# Elizabethan Collars



## CelticKitti (Jul 1, 2010)

Skye said:


> My husband and I think Auggie's nose may be too long for the inflatable type to work. Anyone tried 'em?


Kodi could get around it. I honestly think your husband is right about the nose being too long. I put it back in the box to take it back after about 10 minutes.


----------



## partial2poodles (Feb 11, 2010)

I loved my inflatable for little Gino when he got neutered. I don't know where it is,,,around here somewhere.


----------



## schnauzerpoodle (Apr 21, 2010)

How about this: Comfy Cone Soft Pet E-Collar Alternative - Small


----------



## Chagall's mom (Jan 9, 2010)

schnauzerpoodle said:


> How about this: Comfy Cone Soft Pet E-Collar Alternative - Small


I use the Comfy Cone for Chagall, it has loops on the neck part so you can thread a collar through it. Even doing that though, the collar slips just enough on Chagall's slender neck so he can poke his nose out and resume licking his injured whatever. So, I FINALLY outsmarted him (which isn't easy!) by tying a bandana around his neck beneath the cone so it can't slip.

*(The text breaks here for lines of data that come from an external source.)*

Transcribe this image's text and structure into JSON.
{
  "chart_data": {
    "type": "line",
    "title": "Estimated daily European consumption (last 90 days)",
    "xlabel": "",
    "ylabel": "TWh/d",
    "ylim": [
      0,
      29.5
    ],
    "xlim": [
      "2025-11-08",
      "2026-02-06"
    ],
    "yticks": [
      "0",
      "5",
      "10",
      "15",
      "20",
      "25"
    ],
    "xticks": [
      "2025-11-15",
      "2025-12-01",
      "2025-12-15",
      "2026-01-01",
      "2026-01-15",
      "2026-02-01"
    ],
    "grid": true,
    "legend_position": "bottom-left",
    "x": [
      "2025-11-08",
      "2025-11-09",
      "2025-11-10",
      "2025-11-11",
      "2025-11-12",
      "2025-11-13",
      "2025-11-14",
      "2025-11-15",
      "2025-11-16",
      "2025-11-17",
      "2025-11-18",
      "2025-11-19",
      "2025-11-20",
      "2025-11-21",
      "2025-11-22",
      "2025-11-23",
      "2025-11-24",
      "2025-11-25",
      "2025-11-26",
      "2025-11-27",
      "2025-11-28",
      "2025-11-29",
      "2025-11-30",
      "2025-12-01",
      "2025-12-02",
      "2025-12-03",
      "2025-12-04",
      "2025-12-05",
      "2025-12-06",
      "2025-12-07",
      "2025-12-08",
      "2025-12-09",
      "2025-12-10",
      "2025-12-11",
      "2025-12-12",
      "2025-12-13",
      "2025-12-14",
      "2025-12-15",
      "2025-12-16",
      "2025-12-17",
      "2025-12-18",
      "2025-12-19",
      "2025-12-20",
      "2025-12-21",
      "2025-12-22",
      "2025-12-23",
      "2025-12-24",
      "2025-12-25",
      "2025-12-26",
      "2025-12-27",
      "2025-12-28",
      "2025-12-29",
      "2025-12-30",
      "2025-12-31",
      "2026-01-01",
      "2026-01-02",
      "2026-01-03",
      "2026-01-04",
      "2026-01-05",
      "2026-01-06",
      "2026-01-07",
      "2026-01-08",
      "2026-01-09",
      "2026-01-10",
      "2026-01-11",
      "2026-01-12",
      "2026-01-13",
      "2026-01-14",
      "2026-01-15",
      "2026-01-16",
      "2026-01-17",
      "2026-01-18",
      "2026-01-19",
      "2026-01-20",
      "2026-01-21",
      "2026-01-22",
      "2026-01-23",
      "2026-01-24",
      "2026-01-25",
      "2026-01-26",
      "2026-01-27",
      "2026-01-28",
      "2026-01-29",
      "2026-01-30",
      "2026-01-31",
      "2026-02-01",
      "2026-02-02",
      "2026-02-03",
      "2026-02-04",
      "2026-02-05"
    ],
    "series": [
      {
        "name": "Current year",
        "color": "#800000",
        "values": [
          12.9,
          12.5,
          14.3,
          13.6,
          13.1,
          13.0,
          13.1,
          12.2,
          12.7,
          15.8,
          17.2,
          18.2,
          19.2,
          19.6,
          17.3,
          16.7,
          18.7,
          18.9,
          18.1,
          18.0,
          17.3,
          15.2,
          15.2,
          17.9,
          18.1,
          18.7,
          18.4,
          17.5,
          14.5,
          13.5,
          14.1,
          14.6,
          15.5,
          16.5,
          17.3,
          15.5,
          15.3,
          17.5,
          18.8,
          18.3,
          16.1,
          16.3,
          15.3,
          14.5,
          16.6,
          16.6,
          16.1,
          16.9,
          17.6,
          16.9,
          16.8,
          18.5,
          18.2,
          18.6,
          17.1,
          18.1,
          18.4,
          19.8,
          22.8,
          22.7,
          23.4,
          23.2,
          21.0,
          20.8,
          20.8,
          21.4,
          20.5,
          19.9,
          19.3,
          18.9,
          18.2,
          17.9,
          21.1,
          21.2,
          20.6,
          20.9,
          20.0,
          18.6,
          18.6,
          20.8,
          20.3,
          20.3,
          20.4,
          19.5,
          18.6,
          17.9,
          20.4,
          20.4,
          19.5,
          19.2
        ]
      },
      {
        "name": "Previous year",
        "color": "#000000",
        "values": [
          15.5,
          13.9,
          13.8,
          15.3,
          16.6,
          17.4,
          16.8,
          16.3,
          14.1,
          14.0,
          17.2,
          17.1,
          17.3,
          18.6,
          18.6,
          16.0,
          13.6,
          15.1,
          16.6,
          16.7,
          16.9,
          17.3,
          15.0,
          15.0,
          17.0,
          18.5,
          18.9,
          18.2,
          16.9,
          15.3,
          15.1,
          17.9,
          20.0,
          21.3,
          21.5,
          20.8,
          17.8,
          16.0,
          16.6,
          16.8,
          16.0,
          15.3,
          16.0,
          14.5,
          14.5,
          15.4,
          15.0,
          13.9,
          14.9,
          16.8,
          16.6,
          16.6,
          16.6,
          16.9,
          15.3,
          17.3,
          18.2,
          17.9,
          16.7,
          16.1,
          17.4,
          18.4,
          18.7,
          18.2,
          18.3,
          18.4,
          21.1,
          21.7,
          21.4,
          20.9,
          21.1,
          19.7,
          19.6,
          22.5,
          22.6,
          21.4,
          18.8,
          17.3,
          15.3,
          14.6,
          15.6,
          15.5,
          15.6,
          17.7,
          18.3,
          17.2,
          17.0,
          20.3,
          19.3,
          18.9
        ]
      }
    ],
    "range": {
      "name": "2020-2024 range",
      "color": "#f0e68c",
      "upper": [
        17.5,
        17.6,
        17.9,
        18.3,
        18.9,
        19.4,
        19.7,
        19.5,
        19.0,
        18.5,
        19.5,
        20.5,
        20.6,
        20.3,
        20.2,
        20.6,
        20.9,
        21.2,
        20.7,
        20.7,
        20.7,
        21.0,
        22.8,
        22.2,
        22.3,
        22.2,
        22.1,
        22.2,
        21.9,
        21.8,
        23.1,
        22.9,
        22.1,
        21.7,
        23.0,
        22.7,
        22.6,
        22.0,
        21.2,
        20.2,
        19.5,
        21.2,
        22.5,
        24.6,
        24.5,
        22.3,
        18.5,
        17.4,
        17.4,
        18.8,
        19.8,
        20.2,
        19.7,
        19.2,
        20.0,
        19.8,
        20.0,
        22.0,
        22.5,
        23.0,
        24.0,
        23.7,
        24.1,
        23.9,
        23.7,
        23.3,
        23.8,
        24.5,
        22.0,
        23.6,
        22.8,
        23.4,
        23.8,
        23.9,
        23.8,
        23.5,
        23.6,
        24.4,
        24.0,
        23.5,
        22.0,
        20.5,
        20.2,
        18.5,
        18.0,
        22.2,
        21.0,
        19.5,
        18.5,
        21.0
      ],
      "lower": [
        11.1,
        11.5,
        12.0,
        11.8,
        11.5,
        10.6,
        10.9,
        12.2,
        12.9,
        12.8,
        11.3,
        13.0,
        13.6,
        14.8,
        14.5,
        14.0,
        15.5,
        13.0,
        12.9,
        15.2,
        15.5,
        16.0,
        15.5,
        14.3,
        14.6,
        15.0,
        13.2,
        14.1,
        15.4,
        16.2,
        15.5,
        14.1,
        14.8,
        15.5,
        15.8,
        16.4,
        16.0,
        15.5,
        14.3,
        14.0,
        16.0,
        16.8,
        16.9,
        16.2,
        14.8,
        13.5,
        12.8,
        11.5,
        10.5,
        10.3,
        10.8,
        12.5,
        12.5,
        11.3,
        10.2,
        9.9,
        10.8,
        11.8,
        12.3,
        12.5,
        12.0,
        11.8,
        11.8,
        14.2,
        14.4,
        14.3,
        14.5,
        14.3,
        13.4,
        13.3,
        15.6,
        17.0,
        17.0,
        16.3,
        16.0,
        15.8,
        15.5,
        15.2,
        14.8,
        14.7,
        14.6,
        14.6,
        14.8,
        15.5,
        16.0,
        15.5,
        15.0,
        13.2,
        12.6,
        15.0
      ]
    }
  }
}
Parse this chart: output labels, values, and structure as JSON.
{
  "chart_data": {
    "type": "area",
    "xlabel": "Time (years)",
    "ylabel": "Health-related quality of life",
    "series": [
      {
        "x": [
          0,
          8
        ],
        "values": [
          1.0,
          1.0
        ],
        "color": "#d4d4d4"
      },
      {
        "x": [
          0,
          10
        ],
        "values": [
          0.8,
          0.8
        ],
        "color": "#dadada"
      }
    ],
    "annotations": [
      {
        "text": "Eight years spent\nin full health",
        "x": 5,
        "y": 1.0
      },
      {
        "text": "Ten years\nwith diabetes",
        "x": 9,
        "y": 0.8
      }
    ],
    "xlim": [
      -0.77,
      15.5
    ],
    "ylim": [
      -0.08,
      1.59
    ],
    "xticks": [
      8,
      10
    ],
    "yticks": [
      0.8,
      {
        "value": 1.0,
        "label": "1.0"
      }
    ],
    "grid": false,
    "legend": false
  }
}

He doesn't seem uncomfortable in the least wearing it, the only thing is the sound of the velcro closures really startled him at first (they make a loud, ripping sort of noise). If you use it I suggest first showing it to Auggie, let him sniff it and listen to the sound of the velcro being fastened and undone while you give him yummy treats. Good luck and I do hope Auggie's little fanny heals soon!


----------



## CT Girl (Nov 17, 2010)

I used the inflatable collar on my Aussie Zack. He was able to defeat it and every modification that I made to it to be more effective. Hard to believe that a big dog could be so flexible.


----------